No fim, concluíram que os principais inconvenientes eram a redução dos níveis de colesterol bom no sangue (o que aumenta o risco de doenças cardiovasculares) e uma deficiência de vitamina B12, apenas presente em alimentos de origem animal (o que pode causar uma anemia perniciosa). Entre os benefícios do regime alimentar, Ada Garcia destaca a manutenção de um índice de massa corporal (IMC) normal e níveis elevados de betacarotenos, dois fatores “importantes na prevenção de doenças crónicas e de certos tipos de cancro”, explica.

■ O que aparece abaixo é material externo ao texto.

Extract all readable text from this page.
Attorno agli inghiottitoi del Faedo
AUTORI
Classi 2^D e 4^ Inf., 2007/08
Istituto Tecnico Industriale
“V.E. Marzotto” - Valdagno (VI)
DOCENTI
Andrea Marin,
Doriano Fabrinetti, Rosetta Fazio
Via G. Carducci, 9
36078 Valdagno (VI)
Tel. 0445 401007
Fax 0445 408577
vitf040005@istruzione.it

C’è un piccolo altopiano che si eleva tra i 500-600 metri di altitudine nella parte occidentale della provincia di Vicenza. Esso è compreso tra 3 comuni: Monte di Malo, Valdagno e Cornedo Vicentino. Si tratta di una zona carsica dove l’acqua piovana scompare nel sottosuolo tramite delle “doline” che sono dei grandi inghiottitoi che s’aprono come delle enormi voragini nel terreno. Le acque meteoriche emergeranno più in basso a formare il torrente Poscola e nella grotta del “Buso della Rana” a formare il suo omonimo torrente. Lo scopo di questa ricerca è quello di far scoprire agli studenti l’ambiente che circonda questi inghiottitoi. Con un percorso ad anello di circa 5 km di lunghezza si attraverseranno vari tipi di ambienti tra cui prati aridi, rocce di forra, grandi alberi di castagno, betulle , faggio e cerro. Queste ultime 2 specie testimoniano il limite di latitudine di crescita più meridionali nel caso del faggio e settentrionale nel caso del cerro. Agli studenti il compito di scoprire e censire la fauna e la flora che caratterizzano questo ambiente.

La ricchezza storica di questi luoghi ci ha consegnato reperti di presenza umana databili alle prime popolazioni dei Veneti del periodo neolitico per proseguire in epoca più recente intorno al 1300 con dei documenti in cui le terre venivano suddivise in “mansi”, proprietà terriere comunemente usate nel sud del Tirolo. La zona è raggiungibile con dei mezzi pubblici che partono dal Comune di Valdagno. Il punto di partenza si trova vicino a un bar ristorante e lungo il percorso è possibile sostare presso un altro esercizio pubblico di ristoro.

Ana, licenciada em marketing, conheceu o crudivorismo há cerca de três anos, quando viu um programa televisivo sobre o tema. Depois de uma viagem ao estrangeiro, abandonou o regime ovo-lacto-vegetariano que seguia e passou para a “comida viva”. “Em duas semanas, perdi quatro quilos de líquidos, desinchei e apercebi-me de mudanças positivas, sobretudo ao nível do cabelo e da pele. A vitalidade também melhorou imenso”, garante.
Cada vez são mais as pessoas que, como ela, decidem mudar de regime alimentar. Paí­ses como os Estados Unidos, o Canadá ou a Austrália já contam com restaurantes (muitas vezes frequentados por celebridades de Hollywood) que oferecem exclusivamente este tipo de pratos. Na Europa, para além da Alemanha e de França, a Espanha também acaba de aderir, com a abertura, em Madrid, do Crucina, um restaurante para crudiveganos. Porém, o que ali servem não é exatamente o que se entende por comida crua. Os proprietários apostam na cozinha sem fogões, elaborada de diversas formas, com recurso a diferentes máquinas e processos como a desidratação, sempre a uma temperatura abaixo dos 41 ºC, “para assegurar que os alimentos conservam todos os seus nutrientes”, explicam.
Em Portugal, um estudo pioneiro realizado em 2008 estimava que havia mais de 30 mil vegetarianos, mas apenas uma minoria será adepta do veganismo e, menos ainda, do crudivorismo.
Seja como for, os nutricionistas aconselham aos que pretendam seguir esta alimentação o consumo de suplementos vitamínicos (que contenham, por exemplo, vitamina B12). Todavia, o mais importante, na opinião de todos, é não cair em  exageros e fanatismos. Como dizia Hipócrates, “que a comida seja o teu alimento e o alimento a tua medicina”.
E.P./I.J.

O quebra-nozes era... frugívoro
O Paranthropus boisei, um hominídeo que se tornou conhecido como “homem quebra-nozes”, viveu na África Ocidental há entre 2,6 e 1,2 milhões de anos. Ao contrário do que se pensava, não comia frutos de casca dura, raízes e tubérculos. É o que confirma um estudo publicado, em Maio deste ano, pela revista Proceedings of the National Academy of Sciences (PNAS), dirigido pelo investigador Thure Cerling, no qual se analisa a sua dentadura.
A investigação, coordenada por antropólogos da Universidade do Arkansas, concluiu que as marcas encontradas nos dentes são mais caraterísticas de animais frugívoros. Os resultados indicam que a sua alimentação era muito semelhante à seguida por animais herbívoros que viveram na mesma época, os antepassados das zebras, dos suínos, dos javalis e dos hipopótamos modernos.